Mediant Key Schemes and Deep-Level Chromaticism in Three Brahms Chamber Works

Carissa Reddick, University of Connecticut

A hallmark of Brahms's style, and of nineteenth-century music in general, is movement between third-related keys. One type of mediant relationship, minor tonic to its relative major, is a convention of sonata-form expositions in minor mode. In several of his sonata-form movements, however, Brahms exploits mediant relationships that depart from "normal" sonata key schemes. This paper examines the ramifications of these unusual key schemes on linear structure, and the resultant structure's interaction with the sonata form principle, in the first movements of three of the composer's chamber works: the Piano Trio opus 8 (in its revised version of 1889), the Piano Quintet opus 34 (1862), and the String Quintet opus 88 (1882).
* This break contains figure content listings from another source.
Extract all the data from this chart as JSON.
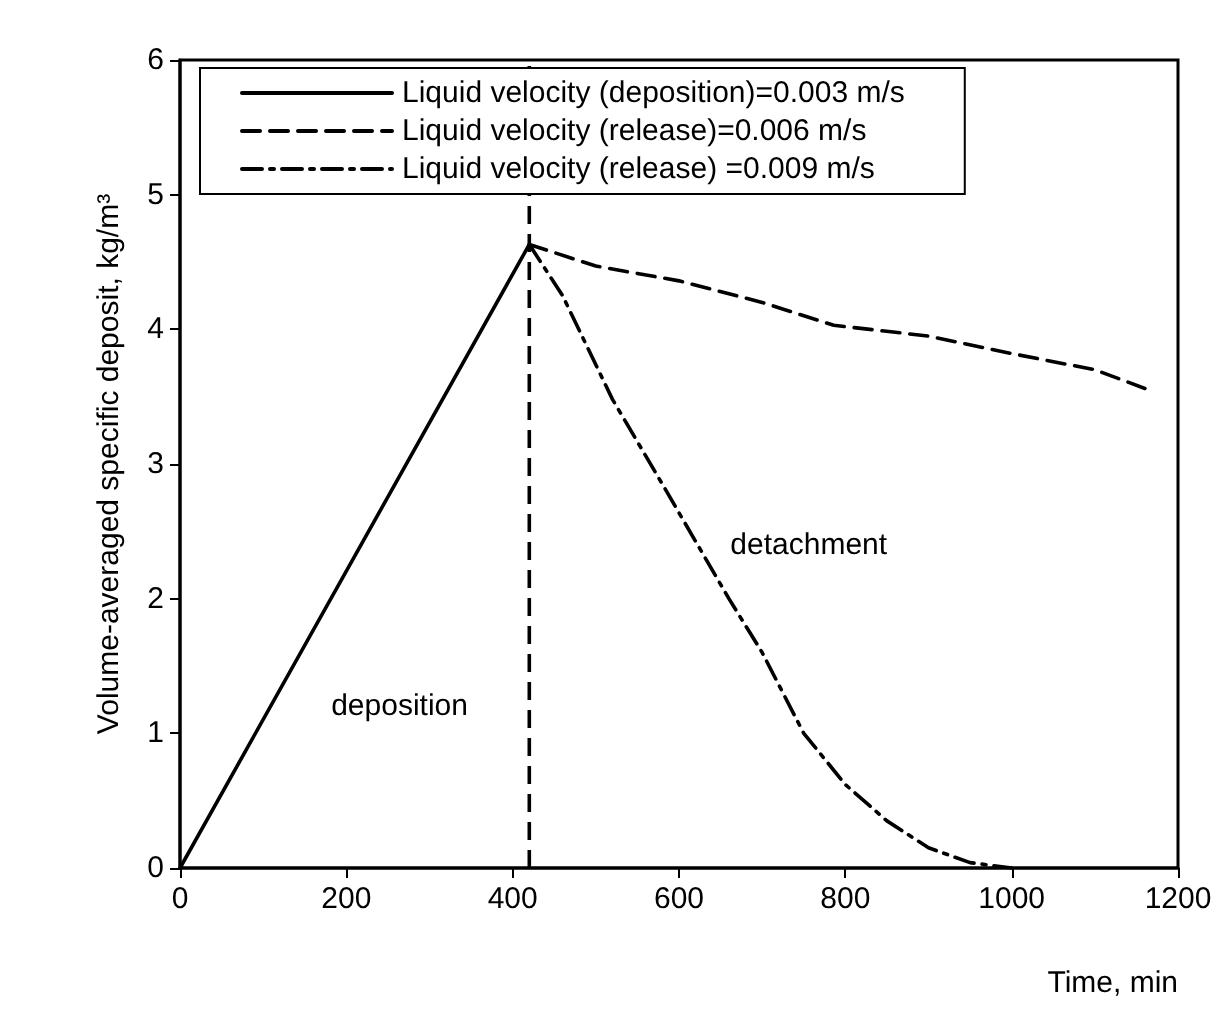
{
  "chart_data": {
    "type": "line",
    "xlabel": "Time, min",
    "ylabel": "Volume-averaged specific deposit, kg/m³",
    "xlim": [
      0,
      1200
    ],
    "xticks": [
      0,
      200,
      400,
      600,
      800,
      {
        "value": 1000,
        "label": "1000"
      },
      {
        "value": 1200,
        "label": "1200"
      }
    ],
    "ylim": [
      0,
      6
    ],
    "yticks": [
      0,
      1,
      2,
      3,
      4,
      5,
      6
    ],
    "grid": false,
    "legend": "top",
    "marker": "none",
    "series": [
      {
        "name": "Liquid velocity (deposition)=0.003 m/s",
        "color": "#000000",
        "line_style": "solid",
        "x": [
          0,
          420
        ],
        "values": [
          0,
          4.63
        ]
      },
      {
        "name": "Liquid velocity (release)=0.006 m/s",
        "color": "#000000",
        "line_style": "dashed",
        "x": [
          420,
          500,
          600,
          700,
          786,
          900,
          1000,
          1100,
          1165
        ],
        "values": [
          4.63,
          4.47,
          4.36,
          4.2,
          4.03,
          3.95,
          3.82,
          3.7,
          3.55
        ]
      },
      {
        "name": "Liquid velocity (release) =0.009 m/s",
        "color": "#000000",
        "line_style": "dashdot",
        "x": [
          420,
          460,
          520,
          580,
          660,
          700,
          750,
          800,
          850,
          900,
          950,
          1000
        ],
        "values": [
          4.63,
          4.25,
          3.48,
          2.85,
          2.0,
          1.6,
          1.0,
          0.62,
          0.35,
          0.15,
          0.04,
          0
        ]
      }
    ],
    "ref_lines": [
      {
        "axis": "x",
        "value": 420,
        "color": "#000000",
        "line_style": "dashed"
      }
    ],
    "annotations": [
      "deposition",
      "detachment"
    ]
  }
}
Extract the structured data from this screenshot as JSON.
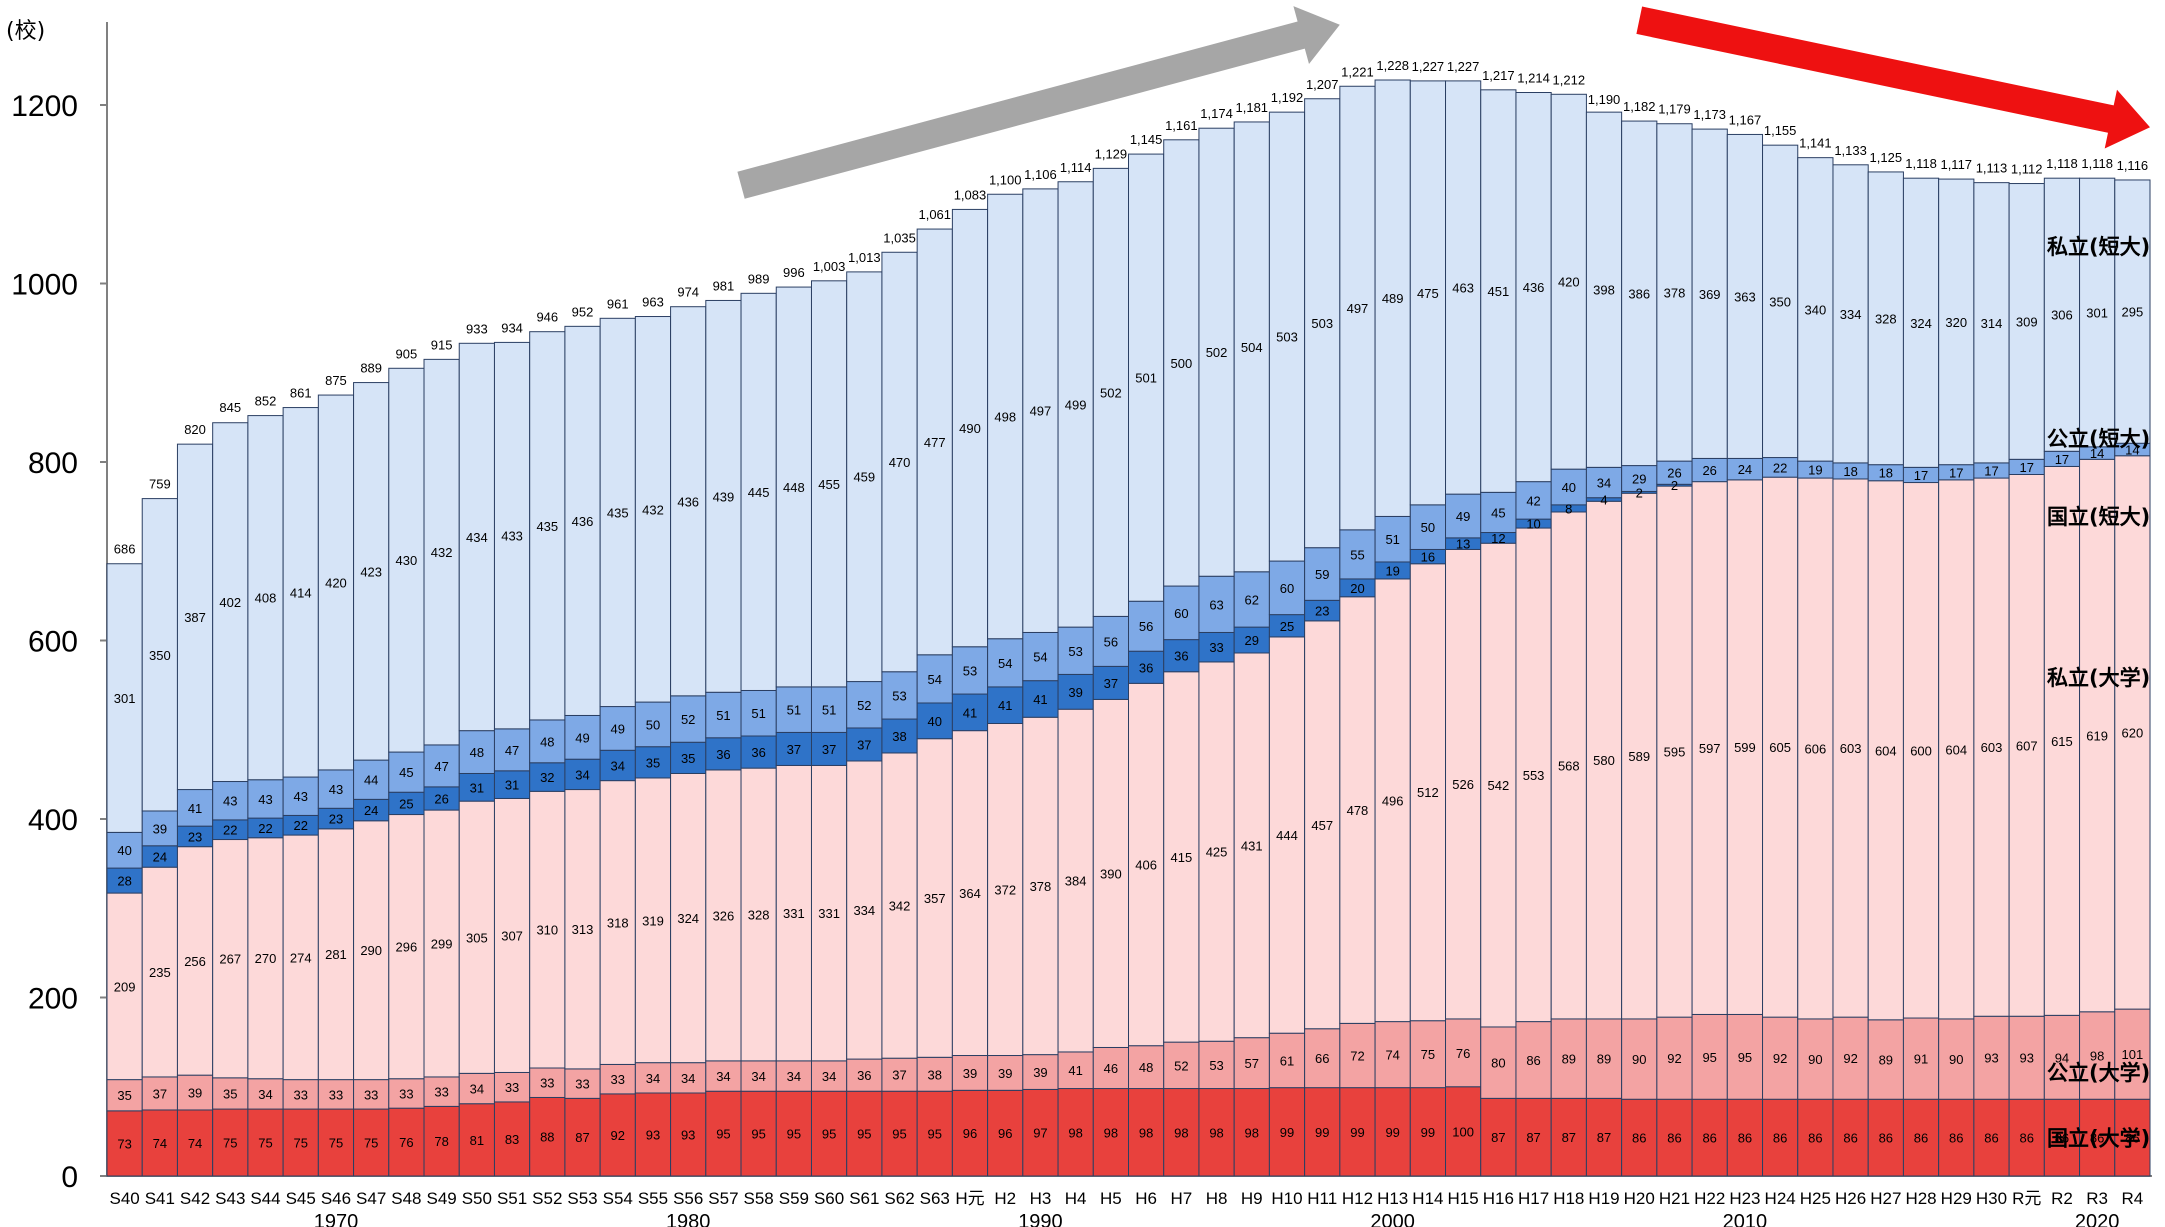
{
  "chart_data": {
    "type": "bar",
    "stacked": true,
    "unit_label": "(校)",
    "ylim": [
      0,
      1280
    ],
    "y_ticks": [
      0,
      200,
      400,
      600,
      800,
      1000,
      1200
    ],
    "categories": [
      "S40",
      "S41",
      "S42",
      "S43",
      "S44",
      "S45",
      "S46",
      "S47",
      "S48",
      "S49",
      "S50",
      "S51",
      "S52",
      "S53",
      "S54",
      "S55",
      "S56",
      "S57",
      "S58",
      "S59",
      "S60",
      "S61",
      "S62",
      "S63",
      "H元",
      "H2",
      "H3",
      "H4",
      "H5",
      "H6",
      "H7",
      "H8",
      "H9",
      "H10",
      "H11",
      "H12",
      "H13",
      "H14",
      "H15",
      "H16",
      "H17",
      "H18",
      "H19",
      "H20",
      "H21",
      "H22",
      "H23",
      "H24",
      "H25",
      "H26",
      "H27",
      "H28",
      "H29",
      "H30",
      "R元",
      "R2",
      "R3",
      "R4"
    ],
    "decade_labels": [
      {
        "label": "1970",
        "index": 6
      },
      {
        "label": "1980",
        "index": 16
      },
      {
        "label": "1990",
        "index": 26
      },
      {
        "label": "2000",
        "index": 36
      },
      {
        "label": "2010",
        "index": 46
      },
      {
        "label": "2020",
        "index": 56
      }
    ],
    "totals": [
      686,
      759,
      820,
      845,
      852,
      861,
      875,
      889,
      905,
      915,
      933,
      934,
      946,
      952,
      961,
      963,
      974,
      981,
      989,
      996,
      1003,
      1013,
      1035,
      1061,
      1083,
      1100,
      1106,
      1114,
      1129,
      1145,
      1161,
      1174,
      1181,
      1192,
      1207,
      1221,
      1228,
      1227,
      1227,
      1217,
      1214,
      1212,
      1190,
      1182,
      1179,
      1173,
      1167,
      1155,
      1141,
      1133,
      1125,
      1118,
      1117,
      1113,
      1112,
      1118,
      1118,
      1116
    ],
    "series": [
      {
        "name": "国立(大学)",
        "color": "#e8413d",
        "values": [
          73,
          74,
          74,
          75,
          75,
          75,
          75,
          75,
          76,
          78,
          81,
          83,
          88,
          87,
          92,
          93,
          93,
          95,
          95,
          95,
          95,
          95,
          95,
          95,
          96,
          96,
          97,
          98,
          98,
          98,
          98,
          98,
          98,
          99,
          99,
          99,
          99,
          99,
          100,
          87,
          87,
          87,
          87,
          86,
          86,
          86,
          86,
          86,
          86,
          86,
          86,
          86,
          86,
          86,
          86,
          86,
          86,
          86
        ]
      },
      {
        "name": "公立(大学)",
        "color": "#f3a3a3",
        "values": [
          35,
          37,
          39,
          35,
          34,
          33,
          33,
          33,
          33,
          33,
          34,
          33,
          33,
          33,
          33,
          34,
          34,
          34,
          34,
          34,
          34,
          36,
          37,
          38,
          39,
          39,
          39,
          41,
          46,
          48,
          52,
          53,
          57,
          61,
          66,
          72,
          74,
          75,
          76,
          80,
          86,
          89,
          89,
          90,
          92,
          95,
          95,
          92,
          90,
          92,
          89,
          91,
          90,
          93,
          93,
          94,
          98,
          101
        ]
      },
      {
        "name": "私立(大学)",
        "color": "#fdd9d9",
        "values": [
          209,
          235,
          256,
          267,
          270,
          274,
          281,
          290,
          296,
          299,
          305,
          307,
          310,
          313,
          318,
          319,
          324,
          326,
          328,
          331,
          331,
          334,
          342,
          357,
          364,
          372,
          378,
          384,
          390,
          406,
          415,
          425,
          431,
          444,
          457,
          478,
          496,
          512,
          526,
          542,
          553,
          568,
          580,
          589,
          595,
          597,
          599,
          605,
          606,
          603,
          604,
          600,
          604,
          603,
          607,
          615,
          619,
          620
        ]
      },
      {
        "name": "国立(短大)",
        "color": "#2f73c8",
        "values": [
          28,
          24,
          23,
          22,
          22,
          22,
          23,
          24,
          25,
          26,
          31,
          31,
          32,
          34,
          34,
          35,
          35,
          36,
          36,
          37,
          37,
          37,
          38,
          40,
          41,
          41,
          41,
          39,
          37,
          36,
          36,
          33,
          29,
          25,
          23,
          20,
          19,
          16,
          13,
          12,
          10,
          8,
          4,
          2,
          2,
          0,
          0,
          0,
          0,
          0,
          0,
          0,
          0,
          0,
          0,
          0,
          0,
          0
        ]
      },
      {
        "name": "公立(短大)",
        "color": "#7ea9e6",
        "values": [
          40,
          39,
          41,
          43,
          43,
          43,
          43,
          44,
          45,
          47,
          48,
          47,
          48,
          49,
          49,
          50,
          52,
          51,
          51,
          51,
          51,
          52,
          53,
          54,
          53,
          54,
          54,
          53,
          56,
          56,
          60,
          63,
          62,
          60,
          59,
          55,
          51,
          50,
          49,
          45,
          42,
          40,
          34,
          29,
          26,
          26,
          24,
          22,
          19,
          18,
          18,
          17,
          17,
          17,
          17,
          17,
          14,
          14
        ]
      },
      {
        "name": "私立(短大)",
        "color": "#d6e4f7",
        "values": [
          301,
          350,
          387,
          402,
          408,
          414,
          420,
          423,
          430,
          432,
          434,
          433,
          435,
          436,
          435,
          432,
          436,
          439,
          445,
          448,
          455,
          459,
          470,
          477,
          490,
          498,
          497,
          499,
          502,
          501,
          500,
          502,
          504,
          503,
          503,
          497,
          489,
          475,
          463,
          451,
          436,
          420,
          398,
          386,
          378,
          369,
          363,
          350,
          340,
          334,
          328,
          324,
          320,
          314,
          309,
          306,
          301,
          295
        ]
      }
    ],
    "series_labels": [
      {
        "text": "私立(短大)",
        "series": 5
      },
      {
        "text": "公立(短大)",
        "series": 4
      },
      {
        "text": "国立(短大)",
        "series": 3
      },
      {
        "text": "私立(大学)",
        "series": 2
      },
      {
        "text": "公立(大学)",
        "series": 1
      },
      {
        "text": "国立(大学)",
        "series": 0
      }
    ],
    "arrows": [
      {
        "color": "#a6a6a6",
        "from": [
          17.5,
          1110
        ],
        "to": [
          34.5,
          1290
        ]
      },
      {
        "color": "#ee1111",
        "from": [
          43,
          1295
        ],
        "to": [
          57.5,
          1175
        ]
      }
    ]
  }
}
All three of these movements exhibit an uninterrupted linear structure with a Kopfton on 5. The key schemes of these movements by Brahms, however, prohibit the subordinate theme from prolonging 5 at the deep middleground level. Therefore, the subordinate theme group in each of the movements prolongs an upper neighbor to the Kopfton. Because of the chromatic nature of Brahms's style, this upper neighbor is prolonged in both of its modal variants: a half-step above 5 (♭6) and a whole step above 5 (♮6). The prolongation of both variants injects the deep middleground structure with chromaticism that is not present in an uninterrupted sonata-form movement with a standard key scheme. This paper draws on previous work, especially Roger Graybill's exploration of Brahms's three-key expositions, Boyd Pomeroy's ideas on formal fusion, and Peter H. Smith's theories of form and "dimensional noncongruence."